While I mentioned the huge growth of Chinese fintechs in a previous blog, I didn’t want to take away from the enormous growth that the US has seen in the fintech sector. In recent years, dynamic growth has not only presented consumers with new products, but it has also driven change across the entire US financial industry.
A recent study by EY Financial has shed some light on the biggest factors for fintech growth and their effects on the future of commerce in the US. Here is one of many takeaways:
Partnerships with Financial Institutions
Despite the growing legitimacy of fintechs in the eyes of consumers, banks aren’t sitting back and watching. In fact, many are now offering their own fintech products or partnering with fintechs to bring new options to their existing customers. The common bond between banks and fintechs is that they aim to be the solution to a range of challenges for consumers. What was a differentiator for banks a few short years ago, offering innovative, fintech-inspired products is rapidly becoming a necessity. Think about the recent changes to online and mobile banking, the ability to take a picture of a check to make deposits is all but universal now.
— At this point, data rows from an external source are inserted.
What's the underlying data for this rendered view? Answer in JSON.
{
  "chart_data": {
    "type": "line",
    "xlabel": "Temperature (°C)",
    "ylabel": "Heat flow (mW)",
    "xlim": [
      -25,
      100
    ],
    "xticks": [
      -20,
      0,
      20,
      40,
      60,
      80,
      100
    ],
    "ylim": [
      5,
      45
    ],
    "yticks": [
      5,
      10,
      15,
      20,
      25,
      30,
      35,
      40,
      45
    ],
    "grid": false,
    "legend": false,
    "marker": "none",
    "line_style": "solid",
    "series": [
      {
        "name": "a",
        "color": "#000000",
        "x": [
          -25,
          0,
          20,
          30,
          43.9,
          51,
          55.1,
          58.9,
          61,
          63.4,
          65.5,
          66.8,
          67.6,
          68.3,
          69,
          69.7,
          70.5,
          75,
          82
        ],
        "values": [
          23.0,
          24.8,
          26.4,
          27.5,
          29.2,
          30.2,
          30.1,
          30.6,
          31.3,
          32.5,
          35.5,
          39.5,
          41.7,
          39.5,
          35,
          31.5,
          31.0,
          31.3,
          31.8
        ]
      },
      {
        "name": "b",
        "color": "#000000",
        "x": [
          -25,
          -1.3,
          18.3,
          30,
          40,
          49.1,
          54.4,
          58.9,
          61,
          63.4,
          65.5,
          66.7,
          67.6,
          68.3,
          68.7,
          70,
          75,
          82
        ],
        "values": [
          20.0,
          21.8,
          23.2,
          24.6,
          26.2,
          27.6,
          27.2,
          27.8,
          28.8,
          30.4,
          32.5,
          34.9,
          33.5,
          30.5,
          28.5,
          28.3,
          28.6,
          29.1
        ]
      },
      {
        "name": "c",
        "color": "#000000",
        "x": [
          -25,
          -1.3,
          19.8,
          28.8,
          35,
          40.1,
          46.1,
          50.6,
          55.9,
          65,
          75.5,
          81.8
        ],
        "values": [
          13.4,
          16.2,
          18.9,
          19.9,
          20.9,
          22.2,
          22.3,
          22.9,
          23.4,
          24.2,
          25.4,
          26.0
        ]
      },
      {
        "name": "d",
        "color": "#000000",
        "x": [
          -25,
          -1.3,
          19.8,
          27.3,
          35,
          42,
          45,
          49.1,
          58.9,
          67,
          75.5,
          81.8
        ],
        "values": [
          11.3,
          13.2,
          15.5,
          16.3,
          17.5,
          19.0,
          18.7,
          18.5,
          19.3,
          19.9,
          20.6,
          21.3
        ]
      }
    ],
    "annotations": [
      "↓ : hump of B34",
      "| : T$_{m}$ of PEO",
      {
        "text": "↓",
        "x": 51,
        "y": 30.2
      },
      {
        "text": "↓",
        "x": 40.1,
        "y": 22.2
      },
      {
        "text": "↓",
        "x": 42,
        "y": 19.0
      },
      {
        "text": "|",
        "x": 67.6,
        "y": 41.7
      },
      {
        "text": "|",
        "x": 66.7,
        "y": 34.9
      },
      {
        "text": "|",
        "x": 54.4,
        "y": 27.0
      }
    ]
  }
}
While banks may have been slow to change, they have emulated the insurance industry’s adoption of fintechs. Insurance companies were some of the first to add fintech offerings to their product lines. Companies like Esurance came as disruptors but were quickly acquired when the demand became obvious. Now almost every major auto insurer has a mobile app with a range of services from accident reporting to roadside assistance. Banks have begun to build partnerships in the same way.
Fintechs need to partner as well, as they need access to charters to make financial transfers work. These mutually beneficial partnerships have also allowed consumers to enjoy convenience when their data can be shared between services. While it may sound like a security risk, many consumers have stated that they are comfortable with their personal info being shared between banks and fintechs if it means they see better rates or available products. As with many changes, these partnerships are all fueled by the demand for convenience by consumers.